After the step of enrichment in selective broth, GBS identification by nucleic acid amplification techniques (NAAT) from the selective broth are fast and acceptable, nevertheless the GBS strain has to be retrieved for antimicrobial susceptibility testing (AST) in some cases.

GBS remains predictably susceptible to penicillin, cefazolin, and vancomycin, some rare reports of elevated MICs of these antibiotics appears to be of no clinical significance. Therefore, routine AST is not required prior to administration of these agents, although there are procedures for AST of these antibiotics against GBS both in the European Committee on Antimicrobial Susceptibility Testing (EUCAST) and in the Clinical and Laboratory Standards Institute (CLSI) documents. However, laboratories should perform AST for both erythromycin and clindamycin in cases of penicillin allergy, but only clindamycin should be reported. Erythromycin is used to detect inducible clindamycin resistance. The recommended dosage of vancomycin, the alternative in case of women with high-risk of penicillin allergy and clindamycin resistance of GBS, is weight-based, 20mg/kg iv every 8h, with a maximum of 2g per single dose.2 Like the CDC in 2010, the ASM in 202110 does not recommend NAAT GBS identification tests using directly clinical vagino-rectal samples because of their lack of sensitivity, although their performance varies depending on the specific test. However, in the future, with increasing sensitivity, lower cost, the ability to detect clindamycin-resistance genes, availability as point-of-care tests round the clock (24/7) and ease of implementation, intrapartum GBS screening by NAAT could be a reliable alternative, at least for some cases.

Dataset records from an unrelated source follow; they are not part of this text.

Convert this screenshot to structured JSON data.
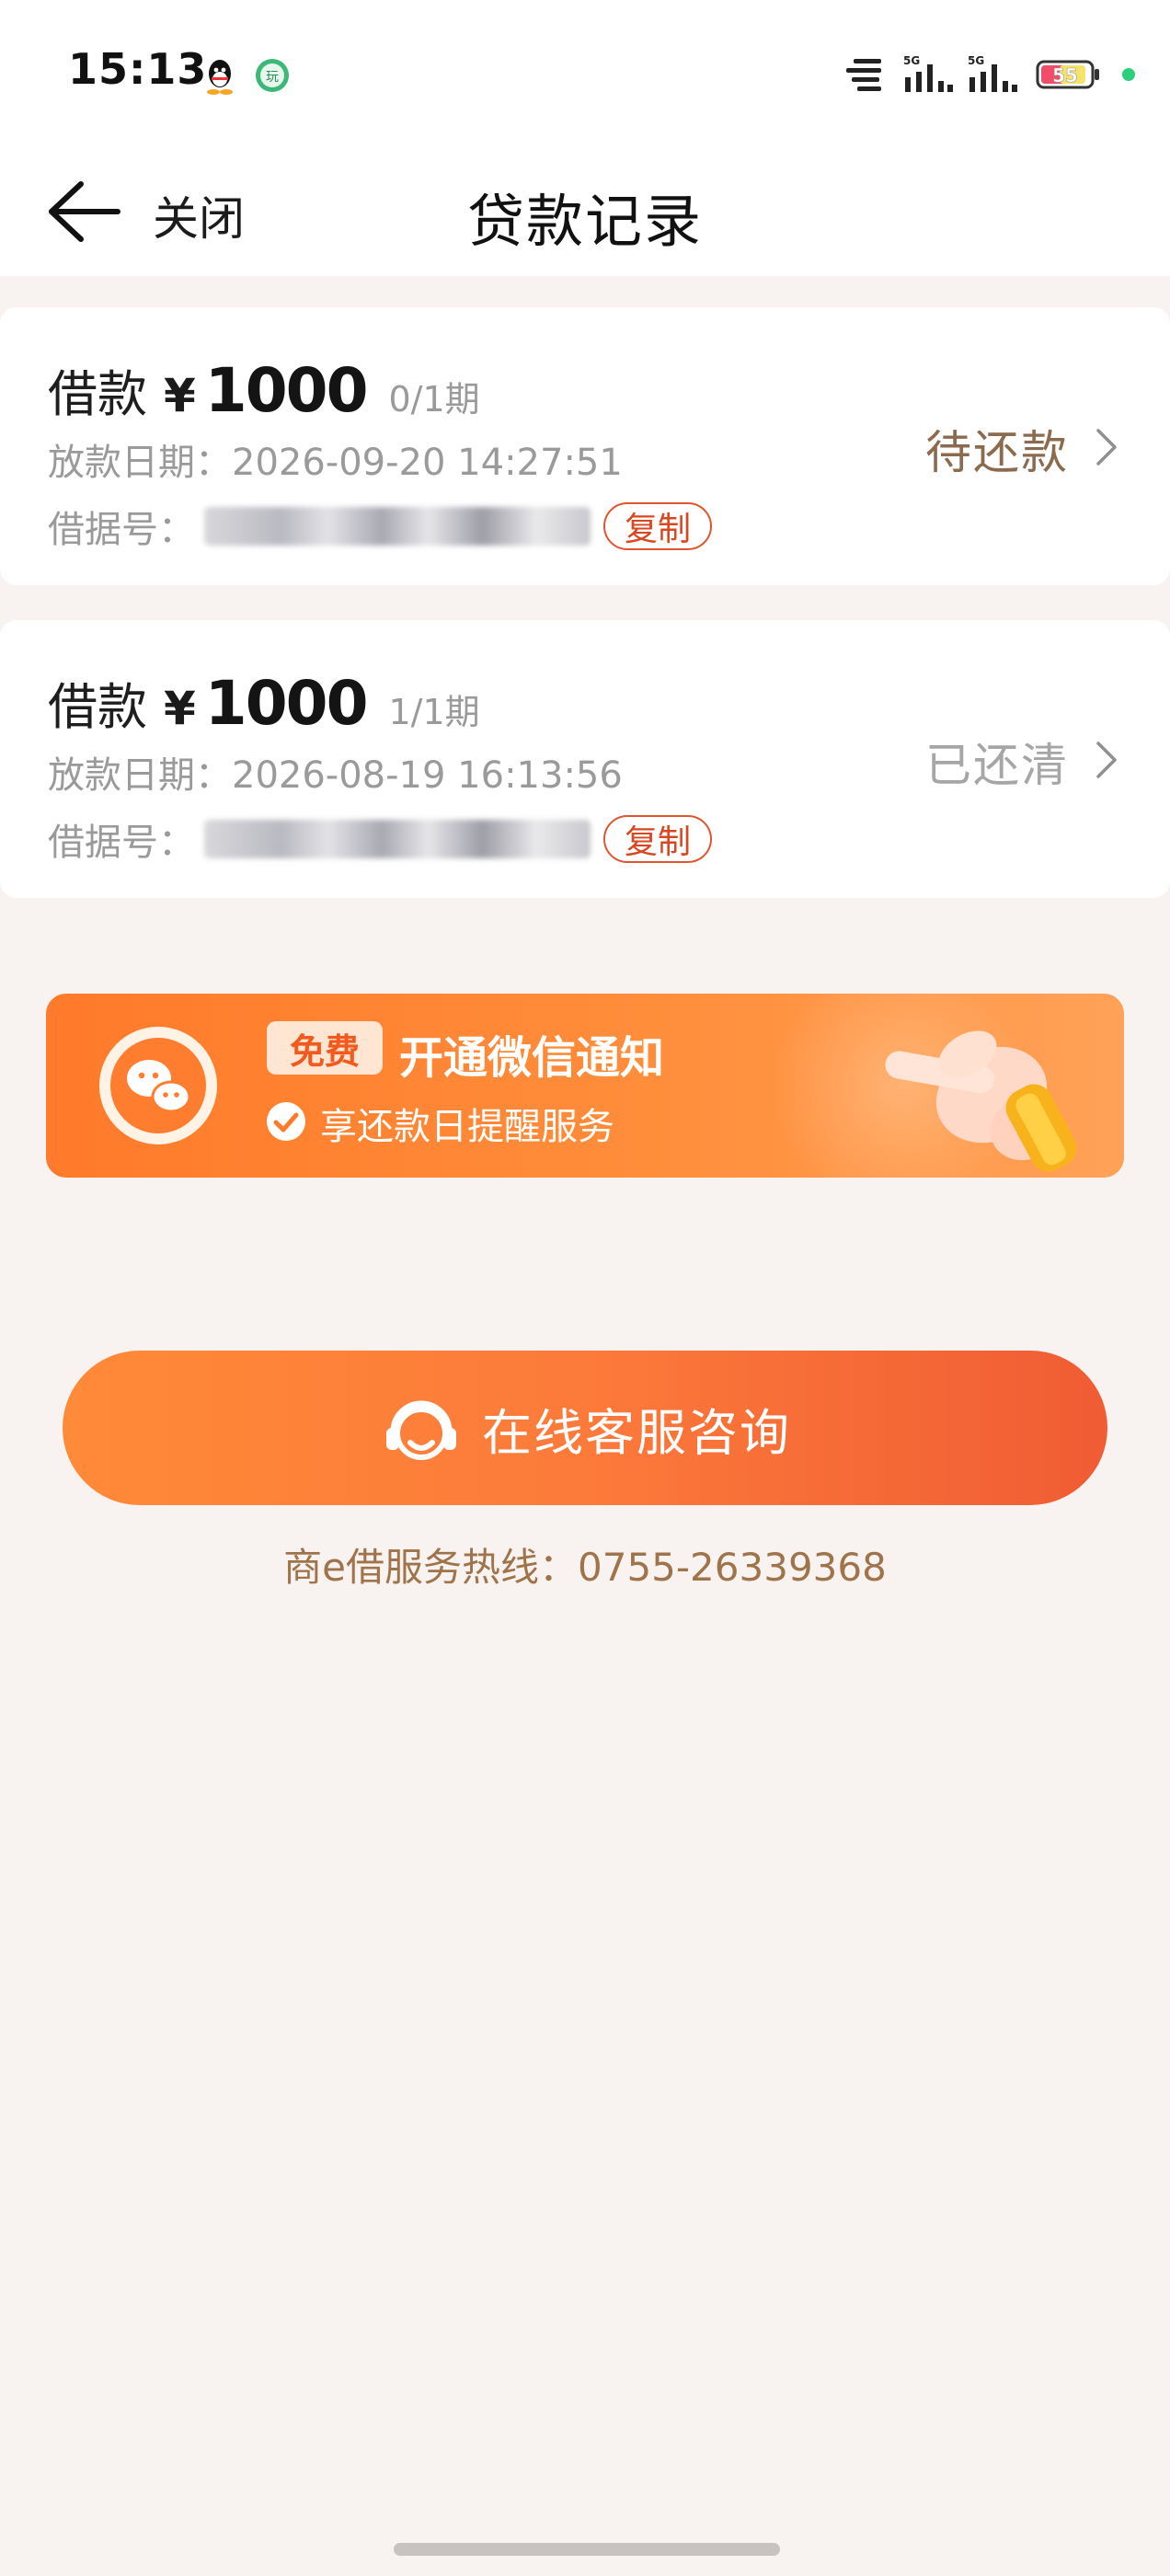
{
  "status_bar": {
    "time": "15:13",
    "battery_level": "55"
  },
  "nav": {
    "close_label": "关闭",
    "title": "贷款记录"
  },
  "loans": [
    {
      "label": "借款",
      "currency": "¥",
      "amount": "1000",
      "period": "0/1期",
      "date": "放款日期：2026-09-20 14:27:51",
      "note_label": "借据号：",
      "copy_label": "复制",
      "status": "待还款"
    },
    {
      "label": "借款",
      "currency": "¥",
      "amount": "1000",
      "period": "1/1期",
      "date": "放款日期：2026-08-19 16:13:56",
      "note_label": "借据号：",
      "copy_label": "复制",
      "status": "已还清"
    }
  ],
  "banner": {
    "badge": "免费",
    "title": "开通微信通知",
    "subtitle": "享还款日提醒服务"
  },
  "service": {
    "button_label": "在线客服咨询",
    "hotline": "商e借服务热线：0755-26339368"
  },
  "colors": {
    "accent": "#ff7a2a",
    "accent_dark": "#f05c34",
    "pending_status": "#8b6a4e",
    "done_status": "#a6a6a6",
    "copy_red": "#d8471f",
    "hotline": "#a0744a",
    "background": "#f8f3f1"
  }
}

Following in the wake of the CDC recommendations in 1998, the Spanish Societies of Obstetrics and Gynecology (SEGO) and Neonatology (SEN) published the first Spanish guidelines on the prevention of EOD.15 In 2003 this document was revised, endorsed and published jointly by the Spanish Society of Infectious Diseases and Clinical Microbiology (SEIMC), the Spanish Societies of Chemotherapy (SEQ), Family and Community Medicine (SEMFYC), SEGO and SEN.16 In 2012 an updated version was issued by the same societies.17 The Spanish guidelines follow the culture-based approach and most of the recommendations for preventing EOD of the CDC guidelines.

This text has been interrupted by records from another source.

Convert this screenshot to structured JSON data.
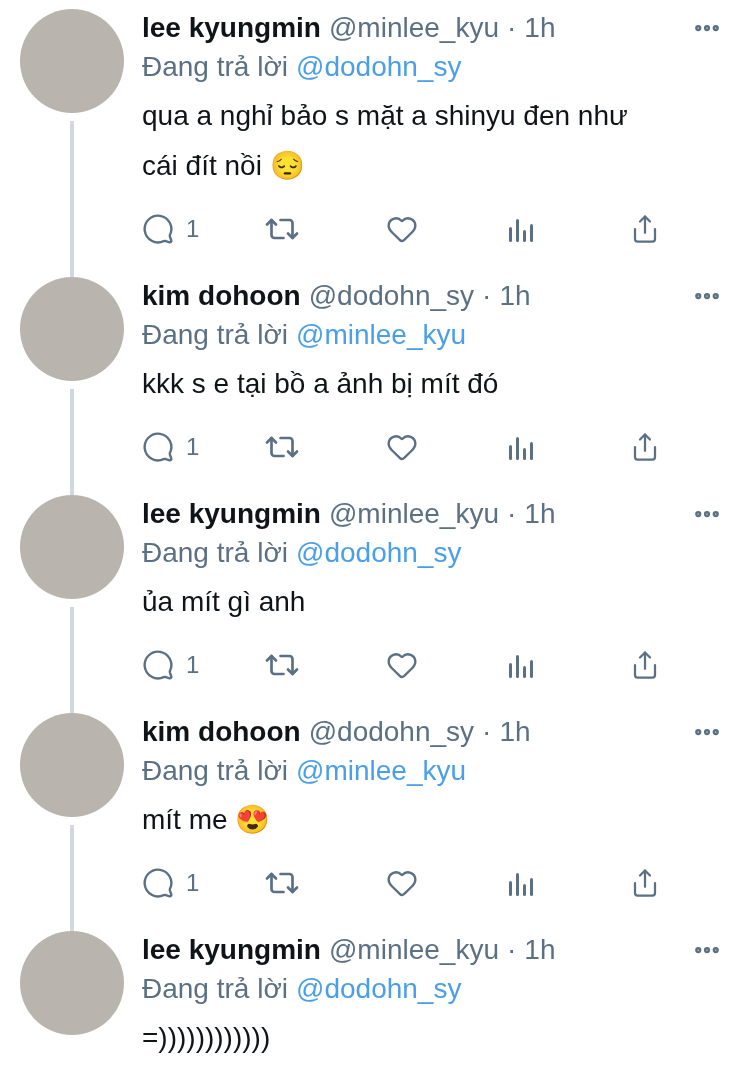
{
  "tweets": [
    {
      "name": "lee kyungmin",
      "handle": "@minlee_kyu",
      "separator": "·",
      "time": "1h",
      "reply_label": "Đang trả lời",
      "reply_to": "@dodohn_sy",
      "body": "qua a nghỉ bảo s mặt a shinyu đen như cái đít nồi 😔",
      "reply_count": "1",
      "connected": true
    },
    {
      "name": "kim dohoon",
      "handle": "@dodohn_sy",
      "separator": "·",
      "time": "1h",
      "reply_label": "Đang trả lời",
      "reply_to": "@minlee_kyu",
      "body": "kkk s e tại bồ a ảnh bị mít đó",
      "reply_count": "1",
      "connected": true
    },
    {
      "name": "lee kyungmin",
      "handle": "@minlee_kyu",
      "separator": "·",
      "time": "1h",
      "reply_label": "Đang trả lời",
      "reply_to": "@dodohn_sy",
      "body": "ủa mít gì anh",
      "reply_count": "1",
      "connected": true
    },
    {
      "name": "kim dohoon",
      "handle": "@dodohn_sy",
      "separator": "·",
      "time": "1h",
      "reply_label": "Đang trả lời",
      "reply_to": "@minlee_kyu",
      "body": "mít me 😍",
      "reply_count": "1",
      "connected": true
    },
    {
      "name": "lee kyungmin",
      "handle": "@minlee_kyu",
      "separator": "·",
      "time": "1h",
      "reply_label": "Đang trả lời",
      "reply_to": "@dodohn_sy",
      "body": "=))))))))))))",
      "connected": false
    }
  ]
}
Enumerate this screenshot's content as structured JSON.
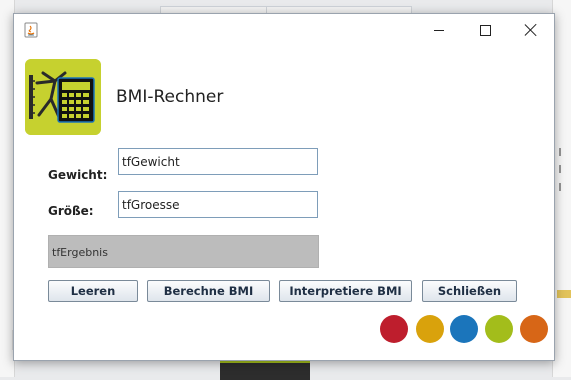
{
  "window": {
    "title": "",
    "app_title": "BMI-Rechner"
  },
  "form": {
    "weight_label": "Gewicht:",
    "weight_value": "tfGewicht",
    "height_label": "Größe:",
    "height_value": "tfGroesse",
    "result_text": "tfErgebnis"
  },
  "buttons": {
    "clear": "Leeren",
    "calculate": "Berechne BMI",
    "interpret": "Interpretiere BMI",
    "close": "Schließen"
  },
  "colors": {
    "logo_bg": "#c6d12f",
    "dots": [
      "#be1e2d",
      "#d9a20c",
      "#1b75bb",
      "#a3bd1b",
      "#d76617"
    ]
  },
  "icons": {
    "window_icon": "java-icon",
    "logo": "calculator-figure-icon"
  }
}
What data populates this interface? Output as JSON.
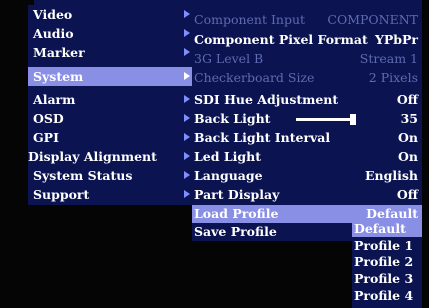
{
  "left_menu": {
    "items": [
      {
        "label": "Video"
      },
      {
        "label": "Audio"
      },
      {
        "label": "Marker"
      },
      {
        "label": "System"
      },
      {
        "label": "Alarm"
      },
      {
        "label": "OSD"
      },
      {
        "label": "GPI"
      },
      {
        "label": "Display Alignment"
      },
      {
        "label": "System Status"
      },
      {
        "label": "Support"
      }
    ],
    "selected_index": 3
  },
  "system_menu": {
    "items": [
      {
        "label": "Component Input",
        "value": "COMPONENT",
        "disabled": true
      },
      {
        "label": "Component Pixel Format",
        "value": "YPbPr",
        "disabled": false
      },
      {
        "label": "3G Level B",
        "value": "Stream 1",
        "disabled": true
      },
      {
        "label": "Checkerboard Size",
        "value": "2 Pixels",
        "disabled": true
      },
      {
        "label": "SDI Hue Adjustment",
        "value": "Off",
        "disabled": false
      },
      {
        "label": "Back Light",
        "value": "35",
        "disabled": false,
        "slider_fraction": 0.95
      },
      {
        "label": "Back Light Interval",
        "value": "On",
        "disabled": false
      },
      {
        "label": "Led Light",
        "value": "On",
        "disabled": false
      },
      {
        "label": "Language",
        "value": "English",
        "disabled": false
      },
      {
        "label": "Part Display",
        "value": "Off",
        "disabled": false
      }
    ],
    "load_profile": {
      "label": "Load Profile",
      "value": "Default"
    },
    "save_profile": {
      "label": "Save Profile"
    }
  },
  "profile_dropdown": {
    "options": [
      "Default",
      "Profile 1",
      "Profile 2",
      "Profile 3",
      "Profile 4"
    ],
    "selected_index": 0
  },
  "colors": {
    "panel_bg": "#0b1450",
    "highlight": "#8a8fe6",
    "disabled_text": "#5f6ab0",
    "arrow": "#7f8fff"
  }
}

In Table 1 it is summarized an overview of the US and Spanish guidelines and their characteristics.

Table 1.

Timeline of guidelines, protocols and main changes cited in this manuscript.

Year	Reference	Countrya	Strategy/approach	Main changes
1996	5	USA-CDC	- Risk-factors vs. culture-based screening- GBS screening between weeks 35–37	- First CDC guidelines.
1998	15	Spain	- Recommendation for universal culture-based screening- GBS screening between weeks 35–37	- First Spanish guidelines endorsed by SEGO and SEN.
2002	6	USA-CDC	- Universal prenatal culture-based screening for vaginal and rectal GBS colonization of all pregnant women at weeks 35–37 of gestation	- Updated prophylaxis regimens for women with penicillin allergy- Detailed instructions on specimen collection and methods of GBS culture- Instructions on antimicrobial susceptibility testing
2003	16	Spain	- Culture based screening- GBS screening between weeks 35–37	- Endorsed by SEIMC, SEQ, SEMFYC, SEGO and SEN
2010	7	USA-CDC	- Universal culture-based screening- Do not endorse direct-specimen detection of GBS by NAAT	- Updated IAP regimens for women with penicillin allergy- Testing for inducible clindamycin resistance- Report GBS in urine when present at concentrations of ≥104colony-forming units/mL
2012	17	Spain	- Universal culture-based screening	- Updated microbiological methods- Instructions for AST
2019	11	USA-AAP	- Universal culture-based screening	- Management of infants at risk for group B streptococcal disease.
2020	2	USA-ACOG	- Universal culture-based screening	- Screening between weeks 36–37 of gestation- Report GBS bacteriuria in any quantity- Weight-based dosage of vancomycin
2021	10	USA-ASM	- Universal culture-based screening	- Use of flocked swabs for collecting specimens- MALDI-TOF (if available) considered the ideal technique for identification of GBS- Typical GBS colonies that are non-hemolytic on blood agar or not-pigmented on Granada agar should be further tested- Options for vancomycin reporting were added to the antimicrobial susceptibility testing

a

CDC: Centers for Disease Control; AAP: American Academy of Pediatrics; ACOG: American College of Obstetricians and Gynecologists; ASM: American Society of Microbiology.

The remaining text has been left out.